The different components are linked using +.

Different subsampling methods can be used in conjunction with the basic workflow components:

bs(x,n): (stratified) .632 bootstrap, with n the number of bootstraps. In contrast to bt, feature pre-processing parameters and hyperparameter optimisation are conducted on individual bootstraps.
bt(x,n): (stratified) .632 bootstrap, with n the number of bootstraps. Unlike bs and other subsampling methods, no separate pre-processing parameters or optimised hyperparameters will be determined for each bootstrap.
cv(x,n,p): (stratified) n-fold cross-validation, repeated p times. Pre-processing parameters are determined for each iteration.
lv(x): leave-one-out-cross-validation. Pre-processing parameters are determined for each iteration.
ip(x): imbalance partitioning for addressing class imbalances on the data set. Pre-processing parameters are determined for each partition. The number of partitions generated depends on the imbalance correction method (see the imbalance_correction_method parameter). Imbalance partitioning does not generate validation sets.

As shown in the example above, sampling algorithms can be nested.
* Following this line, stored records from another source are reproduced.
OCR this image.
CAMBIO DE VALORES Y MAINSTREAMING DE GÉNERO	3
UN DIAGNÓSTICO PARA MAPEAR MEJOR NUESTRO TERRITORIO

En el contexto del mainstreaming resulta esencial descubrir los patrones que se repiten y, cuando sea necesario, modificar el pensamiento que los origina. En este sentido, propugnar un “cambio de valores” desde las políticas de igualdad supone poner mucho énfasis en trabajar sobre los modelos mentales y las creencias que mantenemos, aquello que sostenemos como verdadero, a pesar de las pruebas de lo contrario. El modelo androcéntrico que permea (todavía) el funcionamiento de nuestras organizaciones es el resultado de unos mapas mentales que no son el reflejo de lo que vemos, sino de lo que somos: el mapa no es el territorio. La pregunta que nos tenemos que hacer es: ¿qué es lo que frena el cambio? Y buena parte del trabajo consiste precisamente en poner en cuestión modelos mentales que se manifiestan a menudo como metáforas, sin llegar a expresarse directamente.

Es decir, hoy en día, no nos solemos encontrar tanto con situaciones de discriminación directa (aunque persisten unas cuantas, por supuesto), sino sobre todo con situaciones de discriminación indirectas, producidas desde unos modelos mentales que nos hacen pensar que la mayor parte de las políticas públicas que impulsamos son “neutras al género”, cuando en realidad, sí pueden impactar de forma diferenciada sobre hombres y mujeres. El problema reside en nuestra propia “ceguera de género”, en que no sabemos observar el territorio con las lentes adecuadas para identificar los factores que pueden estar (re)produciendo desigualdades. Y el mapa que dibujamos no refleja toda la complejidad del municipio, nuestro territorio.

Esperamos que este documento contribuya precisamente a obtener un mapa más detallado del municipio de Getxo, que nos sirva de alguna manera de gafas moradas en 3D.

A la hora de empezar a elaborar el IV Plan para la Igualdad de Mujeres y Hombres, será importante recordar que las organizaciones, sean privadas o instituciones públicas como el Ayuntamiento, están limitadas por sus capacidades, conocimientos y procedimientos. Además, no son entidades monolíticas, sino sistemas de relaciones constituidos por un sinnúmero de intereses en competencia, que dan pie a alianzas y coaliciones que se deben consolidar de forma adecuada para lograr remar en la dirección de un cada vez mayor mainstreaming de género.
The simplest valid experimental design is fs+mb, which corresponds to a TRIPOD type 1a analysis. Type 1b analyses are only possible using bootstraps, e.g. bt(fs+mb,100). Type 2a analyses can be conducted using cross-validation, e.g. cv(bt(fs,100)+mb,10,1). Depending on the origin of the external validation data, designs such as fs+mb+ev or cv(bt(fs,100)+mb,10,1)+ev constitute type 2b or type 3 analyses. Type 4 analyses can be done by obtaining one or more familiarModel objects from others and applying them to your own data set.

Alternatively, the experimental_design parameter may be used to provide a path to a file containing iterations, which is named ⁠####_iterations.RDS⁠ by convention. This path can be relative to the directory of the current experiment (experiment_dir), or an absolute path. The absolute path may thus also point to a file from a different experiment.
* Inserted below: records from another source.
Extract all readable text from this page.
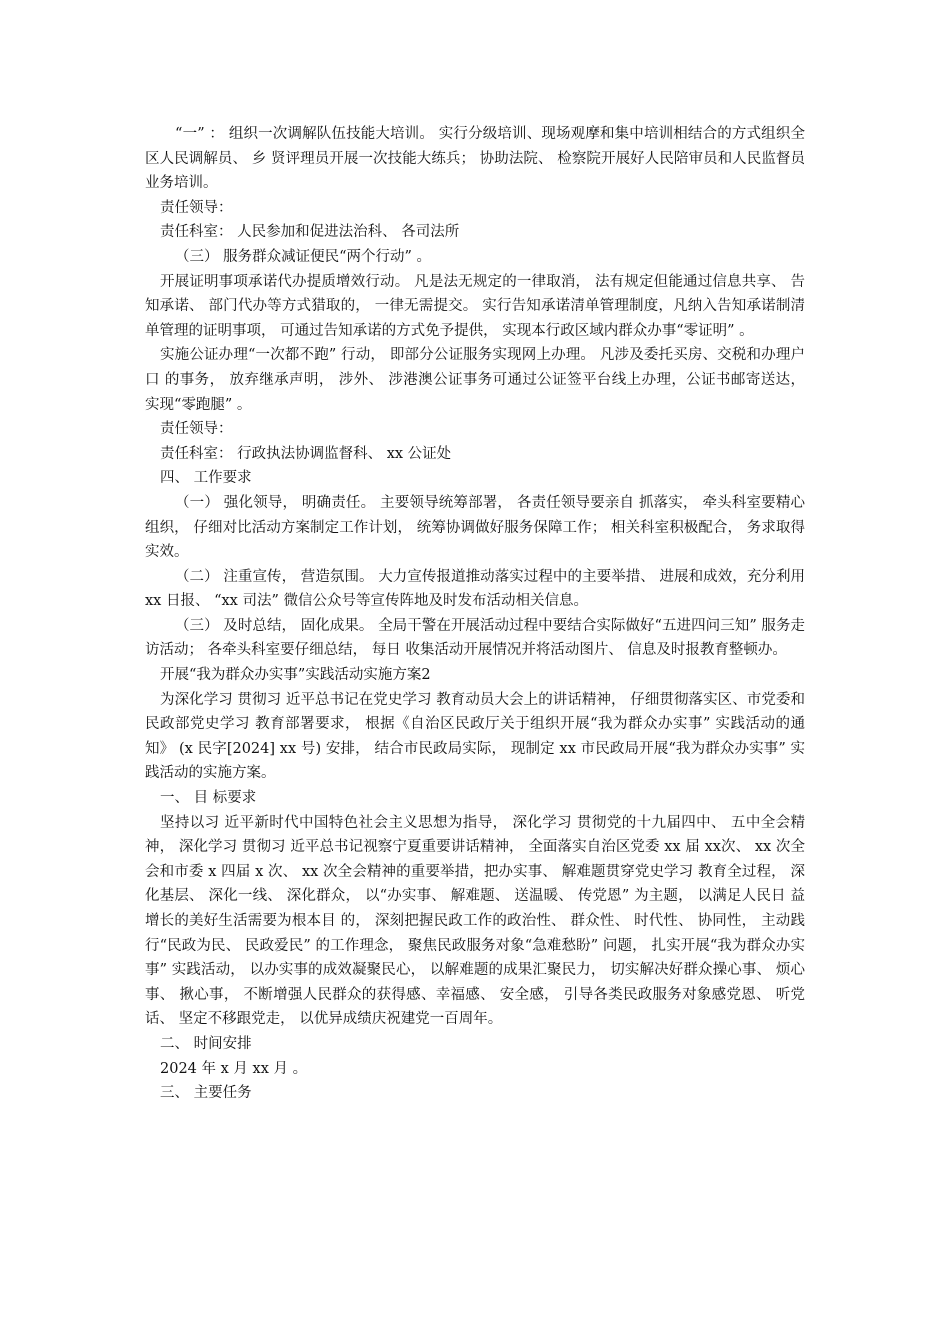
“一” ： 组织一次调解队伍技能大培训。 实行分级培训、现场观摩和集中培训相结合的方式组织全区人民调解员、 乡 贤评理员开展一次技能大练兵； 协助法院、 检察院开展好人民陪审员和人民监督员业务培训。

责任领导：

责任科室： 人民参加和促进法治科、 各司法所

（三） 服务群众减证便民“两个行动” 。

开展证明事项承诺代办提质增效行动。 凡是法无规定的一律取消， 法有规定但能通过信息共享、 告知承诺、 部门代办等方式猎取的， 一律无需提交。 实行告知承诺清单管理制度，凡纳入告知承诺制清单管理的证明事项， 可通过告知承诺的方式免予提供， 实现本行政区域内群众办事“零证明” 。

实施公证办理“一次都不跑” 行动， 即部分公证服务实现网上办理。 凡涉及委托买房、交税和办理户 口 的事务， 放弃继承声明， 涉外、 涉港澳公证事务可通过公证签平台线上办理，公证书邮寄送达， 实现“零跑腿” 。

责任领导：

责任科室： 行政执法协调监督科、 xx 公证处

四、 工作要求

（一） 强化领导， 明确责任。 主要领导统筹部署， 各责任领导要亲自 抓落实， 牵头科室要精心组织， 仔细对比活动方案制定工作计划， 统筹协调做好服务保障工作； 相关科室积极配合， 务求取得实效。

（二） 注重宣传， 营造氛围。 大力宣传报道推动落实过程中的主要举措、 进展和成效，充分利用 xx 日报、 “xx 司法” 微信公众号等宣传阵地及时发布活动相关信息。

（三） 及时总结， 固化成果。 全局干警在开展活动过程中要结合实际做好“五进四问三知” 服务走访活动； 各牵头科室要仔细总结， 每日 收集活动开展情况并将活动图片、 信息及时报教育整顿办。

开展“我为群众办实事”实践活动实施方案2

为深化学习 贯彻习 近平总书记在党史学习 教育动员大会上的讲话精神， 仔细贯彻落实区、市党委和民政部党史学习 教育部署要求， 根据《自治区民政厅关于组织开展“我为群众办实事” 实践活动的通知》 (x 民字[2024] xx 号) 安排， 结合市民政局实际， 现制定 xx 市民政局开展“我为群众办实事” 实践活动的实施方案。

一、 目 标要求

坚持以习 近平新时代中国特色社会主义思想为指导， 深化学习 贯彻党的十九届四中、 五中全会精神， 深化学习 贯彻习 近平总书记视察宁夏重要讲话精神， 全面落实自治区党委 xx 届 xx次、 xx 次全会和市委 x 四届 x 次、 xx 次全会精神的重要举措，把办实事、 解难题贯穿党史学习 教育全过程， 深化基层、 深化一线、 深化群众， 以“办实事、 解难题、 送温暖、 传党恩” 为主题， 以满足人民日 益增长的美好生活需要为根本目 的， 深刻把握民政工作的政治性、 群众性、 时代性、 协同性， 主动践行“民政为民、 民政爱民” 的工作理念， 聚焦民政服务对象“急难愁盼” 问题， 扎实开展“我为群众办实事” 实践活动， 以办实事的成效凝聚民心， 以解难题的成果汇聚民力， 切实解决好群众操心事、 烦心事、 揪心事， 不断增强人民群众的获得感、幸福感、 安全感， 引导各类民政服务对象感党恩、 听党话、 坚定不移跟党走， 以优异成绩庆祝建党一百周年。

二、 时间安排

2024 年 x 月 xx 月 。

三、 主要任务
imbalance_correction_method

(optional) Type of method used to address class imbalances. Available options are:

full_undersampling (default): All data will be used in an ensemble fashion. The full minority class will appear in each partition, but majority classes are undersampled until all data have been used.
random_undersampling: Randomly undersamples majority classes. This is useful in cases where full undersampling would lead to the formation of many models due major overrepresentation of the largest class.

This parameter is only used in combination with imbalance partitioning in the experimental design, and ip should therefore appear in the string that defines the design.

imbalance_n_partitions

(optional) Number of times random undersampling should be repeated. 10 undersampled subsets with balanced classes are formed by default.

Details

Three variants of parameters exist:

required: this parameter is required and must be set by the user.
recommended: not setting this parameter might cause an error to be thrown, dependent on other input.
optional: these parameters have default values that may be altered if required.